Lo que no fuera el resultado de un amor personal hacia Cristo y de la comunión con él, no tendría ningún valor. Podemos conocer las Escrituras, ser capaces de predicar con erudición —erudición que personas no ejercitadas pueden confundir con poder—, pero, si nuestros corazones no han bebido de las aguas que surgen de Cristo, si no son animados y fortificados por la experimentación de su amor, todo ello pasará como un relámpago o se disipará como el humo.
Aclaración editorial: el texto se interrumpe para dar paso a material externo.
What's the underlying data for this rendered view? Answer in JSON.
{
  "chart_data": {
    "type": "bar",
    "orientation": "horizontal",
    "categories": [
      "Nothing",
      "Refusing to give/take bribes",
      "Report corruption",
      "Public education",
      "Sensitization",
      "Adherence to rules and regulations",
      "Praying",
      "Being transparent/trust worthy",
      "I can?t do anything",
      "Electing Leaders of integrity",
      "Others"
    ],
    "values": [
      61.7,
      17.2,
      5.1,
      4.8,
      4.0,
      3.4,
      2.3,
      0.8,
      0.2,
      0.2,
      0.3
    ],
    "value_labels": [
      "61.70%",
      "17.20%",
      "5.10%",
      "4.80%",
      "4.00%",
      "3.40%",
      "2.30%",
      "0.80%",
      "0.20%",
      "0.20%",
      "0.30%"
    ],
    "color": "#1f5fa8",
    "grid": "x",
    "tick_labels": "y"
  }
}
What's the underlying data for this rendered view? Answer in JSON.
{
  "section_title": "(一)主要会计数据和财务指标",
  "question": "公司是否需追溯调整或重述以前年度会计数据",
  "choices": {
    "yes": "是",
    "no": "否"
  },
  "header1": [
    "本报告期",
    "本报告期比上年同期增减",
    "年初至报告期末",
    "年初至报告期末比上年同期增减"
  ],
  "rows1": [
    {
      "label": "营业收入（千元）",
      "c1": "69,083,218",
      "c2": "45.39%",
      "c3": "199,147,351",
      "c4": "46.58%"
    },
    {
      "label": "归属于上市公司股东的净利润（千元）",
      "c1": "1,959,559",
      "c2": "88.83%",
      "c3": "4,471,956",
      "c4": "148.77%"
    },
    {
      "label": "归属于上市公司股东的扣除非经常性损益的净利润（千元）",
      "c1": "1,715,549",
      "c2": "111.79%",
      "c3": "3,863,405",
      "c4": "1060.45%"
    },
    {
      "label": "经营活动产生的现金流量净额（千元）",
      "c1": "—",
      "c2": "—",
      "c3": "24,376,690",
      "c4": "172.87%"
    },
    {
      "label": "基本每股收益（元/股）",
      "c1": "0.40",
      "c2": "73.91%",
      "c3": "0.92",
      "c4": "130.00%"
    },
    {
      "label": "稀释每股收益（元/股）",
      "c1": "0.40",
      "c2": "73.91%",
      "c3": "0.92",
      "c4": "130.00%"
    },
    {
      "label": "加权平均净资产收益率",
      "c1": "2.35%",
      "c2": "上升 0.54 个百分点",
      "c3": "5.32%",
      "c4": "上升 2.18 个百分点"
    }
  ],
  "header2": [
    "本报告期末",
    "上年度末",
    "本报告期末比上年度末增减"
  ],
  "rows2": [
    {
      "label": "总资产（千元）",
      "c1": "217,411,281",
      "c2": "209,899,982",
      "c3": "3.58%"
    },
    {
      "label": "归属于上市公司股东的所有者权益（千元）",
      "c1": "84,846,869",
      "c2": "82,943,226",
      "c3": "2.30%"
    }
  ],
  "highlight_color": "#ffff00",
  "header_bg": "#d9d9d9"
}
Yo he aprendido de manera progresiva a no encontrar satisfacción ni en mí ni en los demás. La conformidad con Cristo, una comunión profunda, constante, real y divina con el Señor es el único deseo de mi corazón. Desprecio los caprichos de los hombres; temo sus simples opiniones; me aparto de sus controversias; considero todos sus partidos, sus sistemas como indignidades, pero deseo conocer siempre más la preciosa persona de Cristo, su obra y su gloria. He aquí lo que es vivir para él: trabajar, dar testimonio, predicar, orar, en fin, hacerlo todo para Cristo, y hacerlo por la obra de su gracia en mi corazón.